Imagens como as usadas hoje pelo jornal egípcio Al-Ahkbar que decidiu mostrar o corpo de uma jovem em seu caixão com seu bebê tendo a chupeta ainda em sua boca imóvel. Na mesma página se via uma criança cuja cabeça repousava em um mar de sangue e junto com ela mais duas crianças.
"É quase repugnante, muda-se de um canal para outro e em todos o mesmo espetáculo", explicava Lydia, estudante de ciências políticas da Universidade do Cairo. "É preciso mostrar tudo isso para mobilizar as pessoas, a fim de que fiquem a par dos fatos", acrescentou Medhat, que estuda na mesma universidade.
Por sua vez, um dos editores do jornal Al-Ahram, Salah Eddin Hafez, escreveu recentemente que "a guerra limpa se tornou na mais suja, na mais sangrenta, na mais destruidora.
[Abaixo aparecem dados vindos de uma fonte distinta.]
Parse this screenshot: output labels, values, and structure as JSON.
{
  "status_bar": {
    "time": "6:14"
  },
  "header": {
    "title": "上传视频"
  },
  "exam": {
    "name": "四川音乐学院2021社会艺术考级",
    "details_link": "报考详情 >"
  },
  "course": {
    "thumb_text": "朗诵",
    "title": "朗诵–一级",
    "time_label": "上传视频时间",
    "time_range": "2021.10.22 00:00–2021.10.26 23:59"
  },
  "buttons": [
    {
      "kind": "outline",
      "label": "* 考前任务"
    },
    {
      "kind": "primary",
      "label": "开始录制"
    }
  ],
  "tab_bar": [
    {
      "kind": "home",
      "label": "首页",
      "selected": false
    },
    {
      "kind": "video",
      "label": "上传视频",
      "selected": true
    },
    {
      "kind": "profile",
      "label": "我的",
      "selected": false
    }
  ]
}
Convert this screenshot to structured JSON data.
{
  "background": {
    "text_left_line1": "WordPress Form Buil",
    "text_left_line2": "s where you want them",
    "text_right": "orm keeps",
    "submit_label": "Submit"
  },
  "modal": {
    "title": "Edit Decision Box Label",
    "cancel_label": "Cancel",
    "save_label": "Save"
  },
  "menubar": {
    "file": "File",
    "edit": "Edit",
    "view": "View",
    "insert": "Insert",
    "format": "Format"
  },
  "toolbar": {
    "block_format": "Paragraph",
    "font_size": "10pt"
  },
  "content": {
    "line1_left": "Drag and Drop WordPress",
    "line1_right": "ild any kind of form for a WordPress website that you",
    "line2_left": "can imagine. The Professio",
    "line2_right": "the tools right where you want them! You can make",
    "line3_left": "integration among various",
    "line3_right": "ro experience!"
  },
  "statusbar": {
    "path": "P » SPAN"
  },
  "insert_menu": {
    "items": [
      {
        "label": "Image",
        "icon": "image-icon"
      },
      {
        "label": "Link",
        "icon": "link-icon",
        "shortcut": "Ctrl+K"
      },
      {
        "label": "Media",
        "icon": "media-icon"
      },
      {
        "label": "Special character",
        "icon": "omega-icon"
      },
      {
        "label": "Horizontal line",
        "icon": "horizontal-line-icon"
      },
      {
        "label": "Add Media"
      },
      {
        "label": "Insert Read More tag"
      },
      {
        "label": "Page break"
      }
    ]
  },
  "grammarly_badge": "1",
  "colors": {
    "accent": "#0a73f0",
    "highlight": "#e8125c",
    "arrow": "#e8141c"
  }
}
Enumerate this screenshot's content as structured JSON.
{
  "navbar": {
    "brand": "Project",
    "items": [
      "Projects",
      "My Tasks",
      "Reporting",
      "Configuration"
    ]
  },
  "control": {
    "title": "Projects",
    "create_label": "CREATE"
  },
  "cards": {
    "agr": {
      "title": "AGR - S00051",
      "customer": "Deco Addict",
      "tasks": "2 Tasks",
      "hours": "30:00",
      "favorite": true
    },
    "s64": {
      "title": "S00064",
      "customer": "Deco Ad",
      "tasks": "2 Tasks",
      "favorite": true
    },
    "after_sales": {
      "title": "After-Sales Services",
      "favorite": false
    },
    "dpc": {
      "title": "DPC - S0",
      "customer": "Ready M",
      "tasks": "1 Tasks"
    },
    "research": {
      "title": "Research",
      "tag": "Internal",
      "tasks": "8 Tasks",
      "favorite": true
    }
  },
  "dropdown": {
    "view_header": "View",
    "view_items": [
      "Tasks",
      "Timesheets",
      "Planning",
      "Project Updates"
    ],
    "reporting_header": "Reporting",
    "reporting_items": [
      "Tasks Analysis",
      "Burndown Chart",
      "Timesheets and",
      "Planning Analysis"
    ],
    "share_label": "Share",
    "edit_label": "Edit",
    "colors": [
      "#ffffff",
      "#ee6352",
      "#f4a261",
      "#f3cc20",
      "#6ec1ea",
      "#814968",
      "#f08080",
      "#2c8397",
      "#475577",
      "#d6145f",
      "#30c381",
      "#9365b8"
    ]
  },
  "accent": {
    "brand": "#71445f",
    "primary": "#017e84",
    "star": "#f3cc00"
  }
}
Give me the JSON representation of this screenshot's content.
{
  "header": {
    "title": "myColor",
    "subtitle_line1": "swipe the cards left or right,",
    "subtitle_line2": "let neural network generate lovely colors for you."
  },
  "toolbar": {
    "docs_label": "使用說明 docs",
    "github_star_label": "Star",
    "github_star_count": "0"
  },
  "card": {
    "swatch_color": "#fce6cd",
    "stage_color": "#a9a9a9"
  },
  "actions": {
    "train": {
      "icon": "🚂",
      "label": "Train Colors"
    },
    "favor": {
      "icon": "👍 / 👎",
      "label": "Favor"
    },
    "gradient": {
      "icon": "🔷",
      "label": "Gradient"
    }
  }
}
As armas inteligentes sofrem de repente uma estupidez premeditada que mata, destrói cegamente e joga sua cólera histérica sobre os mercados populares e os bairros residenciais das cidades iraquianas".
O mesmo jornal mostrou hoje a capa da próxima edição da revista Aladino, destinada a crianças entre dez e quatorze anos. Anunciavam-se dois artigos. Com uma fotomontagem de um avião de caça norte-americano que sobrevoa uma mãe que foge com seus filhos, o primeiro artigo se chama "Destruição em massa" e o segundo "Agressão contra as crianças iraquianas".
As vítimas civis formam "rios de sangue que separam o povo iraquiano das forças da coalizão que se supõem libertadoras do povo iraquiano e que vieram lhes dar a democracia", estimava por sua vez Makram Mohamed Ahmed, redator-chefe da revista Al Musssawar, próxima ao governo egípcio que é um fiel aliado aos Estados Unidos.
Na Síria a imprensa oficial denunciou os "massacres bárbaros" perpetrados pelos soldados americanos e britânicos contra os civis e ironizava os valores democráticos prometidos por Washington aos iraquianos. "Eis que o povo iraquiano saboreia 'os valores da liberdade' prometida: tem a liberdade de morrer assassinado, queimado ou enterrado sob os escombros", escreveu o jornal As Saura.
O jornal oficial do partido no poder, Al-Baath, assinala por sua vez que "os terríveis massacres cometidos pelas forças de invasão contra os civis iraquianos e os bombardeios selvagens contra Bagdá e as outras cidades iraquianas são amplamente denunciados pela comunidade internacional e são considerados pelas organizações internacionais como crimes de guerra contra a humanidade". "Não se pode salvar um povo matando-o", protestou o jornal Al Khalikh, dos Emirados Árabes Unidos.